There's a lot that's unknown about Bach's Mass in B minor. It's a Catholic Mass written when Bach was in charge of the music for the principal Lutheran churches in Leipzig. While it has the traditional elements of a Mass in the conventional order, beginning with the Kyrie, it wasn't written that way. It's actually a collection of pieces composed over a 25-year period.
"What's different about it (from a typical mass) is that it's this tour-de-force," says Joe Miller, director of Westminster Symphonic Choir. "It's Bach showing everything that he learned his whole life."
When Bach wrote the Kyrie and Gloria in 1733 for Friedrich August II, Elector, or Prince, of Saxony, he'd already written the Sanctus for a Christmas Day service nearly 10 years earlier. He composed other parts of the Mass in 1748 and '49.
He died in 1750, and most likely never heard the Mass performed in its entirety. After his death, his son, Carl Philipp Emanuel Bach inherited the score and is known to have performed sections of it.
The whole Mass wasn't published until 1845; its first documented performance was in 1859 in Leipzig.
"I don't know that Bach ever really thought about the work being performed altogether, by one choir and one orchestra all the way through," says Miller. "The piece is always changing throughout."
Changing with different styles, instrumentation and vocal forces, from solos and duets to large choirs and double chorus. Miller points to the Credo as one example of the eclectic nature of the work:
"The piece is just with continuo and it's going to sound very old fashioned. And then immediately, when the text is introduced, patrem omnipotent and father omnipotent, then we become late Baroque splendor, with all sorts of trumpets, and the orchestration is just filled with life and exuberance"

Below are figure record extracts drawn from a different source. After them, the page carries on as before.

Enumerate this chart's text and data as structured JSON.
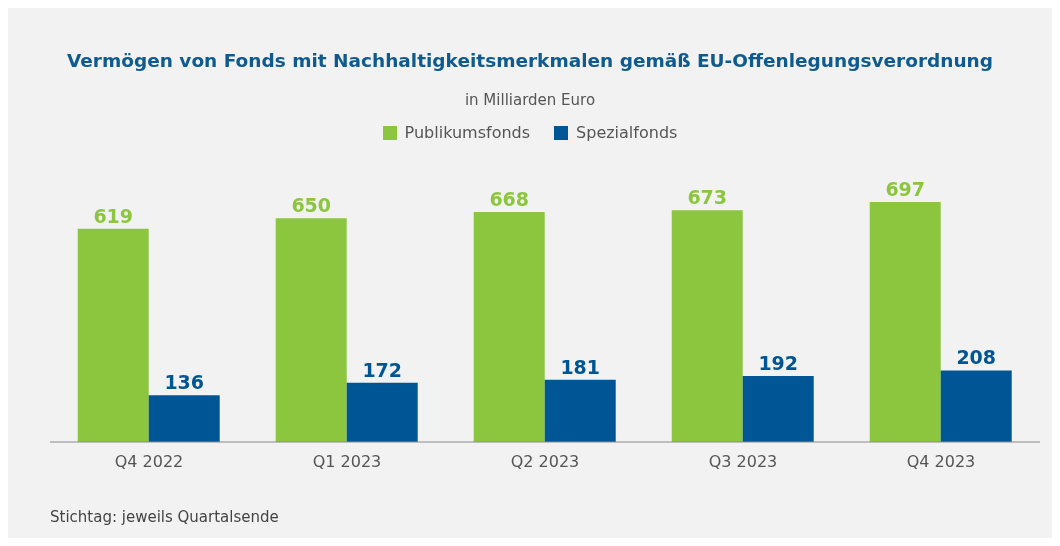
{
  "chart_data": {
    "type": "bar",
    "title": "Vermögen von Fonds mit Nachhaltigkeitsmerkmalen gemäß EU-Offenlegungsverordnung",
    "subtitle": "in Milliarden Euro",
    "categories": [
      "Q4 2022",
      "Q1 2023",
      "Q2 2023",
      "Q3 2023",
      "Q4 2023"
    ],
    "series": [
      {
        "name": "Publikumsfonds",
        "color": "#8cc63f",
        "values": [
          619,
          650,
          668,
          673,
          697
        ]
      },
      {
        "name": "Spezialfonds",
        "color": "#005694",
        "values": [
          136,
          172,
          181,
          192,
          208
        ]
      }
    ],
    "data_labels": true,
    "legend": "top",
    "grid": false,
    "annotations": [
      "Stichtag: jeweils Quartalsende"
    ]
  }
}
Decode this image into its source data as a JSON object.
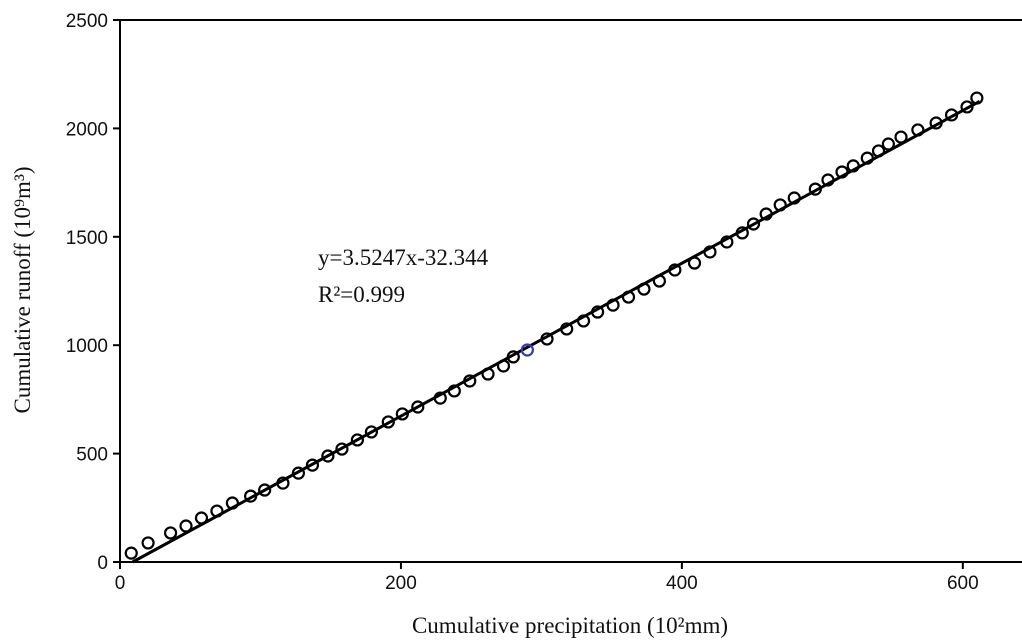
{
  "chart_data": {
    "type": "scatter",
    "xlabel": "Cumulative precipitation (10²mm)",
    "ylabel": "Cumulative runoff (10⁹m³)",
    "annotations": [
      "y=3.5247x-32.344",
      "R²=0.999"
    ],
    "xlim": [
      0,
      640
    ],
    "xticks": [
      0,
      200,
      400,
      600
    ],
    "ylim": [
      0,
      2500
    ],
    "yticks": [
      0,
      500,
      1000,
      1500,
      2000,
      2500
    ],
    "color": "#000000",
    "highlight": {
      "index": 25,
      "color": "#3a3aa8"
    },
    "x": [
      8,
      20,
      36,
      47,
      58,
      69,
      80,
      93,
      103,
      116,
      127,
      137,
      148,
      158,
      169,
      179,
      191,
      201,
      212,
      228,
      238,
      249,
      262,
      273,
      280,
      290,
      304,
      318,
      330,
      340,
      351,
      362,
      373,
      384,
      395,
      409,
      420,
      432,
      443,
      451,
      460,
      470,
      480,
      495,
      504,
      514,
      522,
      532,
      540,
      547,
      556,
      568,
      581,
      592,
      603,
      610
    ],
    "values": [
      41,
      88,
      134,
      166,
      203,
      235,
      272,
      304,
      332,
      364,
      410,
      447,
      489,
      521,
      563,
      600,
      646,
      683,
      715,
      756,
      789,
      835,
      867,
      904,
      946,
      978,
      1029,
      1075,
      1112,
      1153,
      1185,
      1222,
      1259,
      1296,
      1347,
      1379,
      1430,
      1476,
      1518,
      1559,
      1605,
      1647,
      1679,
      1720,
      1762,
      1799,
      1827,
      1863,
      1896,
      1928,
      1960,
      1993,
      2025,
      2062,
      2099,
      2140
    ],
    "fit_line": {
      "x": [
        9,
        612
      ],
      "values": [
        0,
        2125
      ],
      "color": "#000000"
    }
  }
}
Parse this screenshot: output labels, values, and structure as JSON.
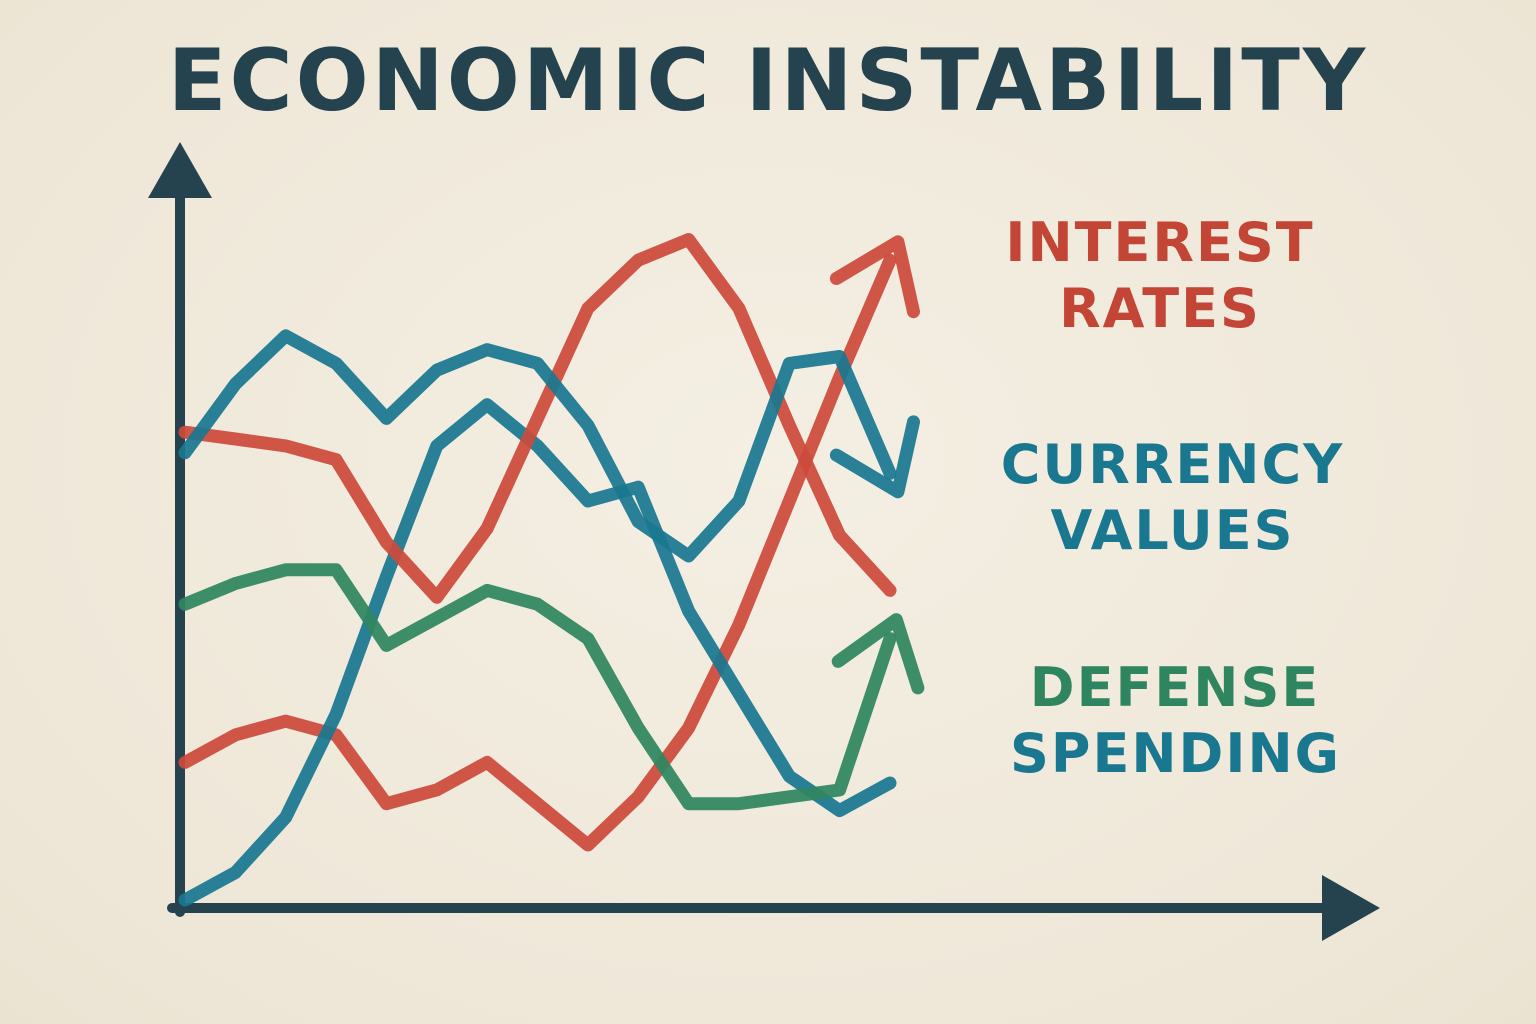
{
  "chart_data": {
    "type": "line",
    "title": "ECONOMIC INSTABILITY",
    "xlabel": "",
    "ylabel": "",
    "grid": false,
    "legend_placement": "right",
    "x": [
      0,
      1,
      2,
      3,
      4,
      5,
      6,
      7,
      8,
      9,
      10,
      11,
      12,
      13,
      14
    ],
    "ylim": [
      0,
      100
    ],
    "series": [
      {
        "name": "INTEREST RATES",
        "color": "#cc4a3b",
        "values": [
          68,
          67,
          66,
          64,
          52,
          44,
          54,
          70,
          86,
          93,
          96,
          86,
          69,
          53,
          45
        ]
      },
      {
        "name": "CURRENCY VALUES",
        "color": "#1a7790",
        "values": [
          65,
          75,
          82,
          78,
          70,
          77,
          80,
          78,
          69,
          55,
          50,
          58,
          78,
          79,
          62
        ]
      },
      {
        "name": "DEFENSE SPENDING",
        "color": "#2f8560",
        "values": [
          43,
          46,
          48,
          48,
          37,
          41,
          45,
          43,
          38,
          25,
          14,
          14,
          15,
          16,
          38
        ]
      }
    ],
    "extra_lines": [
      {
        "color": "#cc4a3b",
        "values": [
          20,
          24,
          26,
          24,
          14,
          16,
          20,
          14,
          8,
          15,
          25,
          40,
          58,
          76,
          93
        ]
      },
      {
        "color": "#1a7790",
        "values": [
          0,
          4,
          12,
          27,
          47,
          66,
          72,
          66,
          58,
          60,
          42,
          30,
          18,
          13,
          17
        ]
      }
    ]
  },
  "legend": [
    {
      "lines": [
        "INTEREST",
        "RATES"
      ],
      "color": "#c24535"
    },
    {
      "lines": [
        "CURRENCY",
        "VALUES"
      ],
      "color": "#1a7790"
    },
    {
      "lines": [
        "DEFENSE"
      ],
      "color": "#2f8560",
      "continuation": [
        "SPENDING"
      ],
      "continuation_color": "#1a7790"
    }
  ],
  "axis_color": "#24434f"
}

While much is unknown about this work, what's certain is the powerful effect Bach's music still has, centuries later.
"I really think it is a language that speaks to something greater than ourselves," says Miller. "There is something about the tone of his voice. It's the rhetoric, how people relate to each other that puts us on a spiritual plane. And I also think it is the perfection of his harmony that just gives us that feeling that we're lifting off of this ground and going to something that is greater, that's beyond our human existence."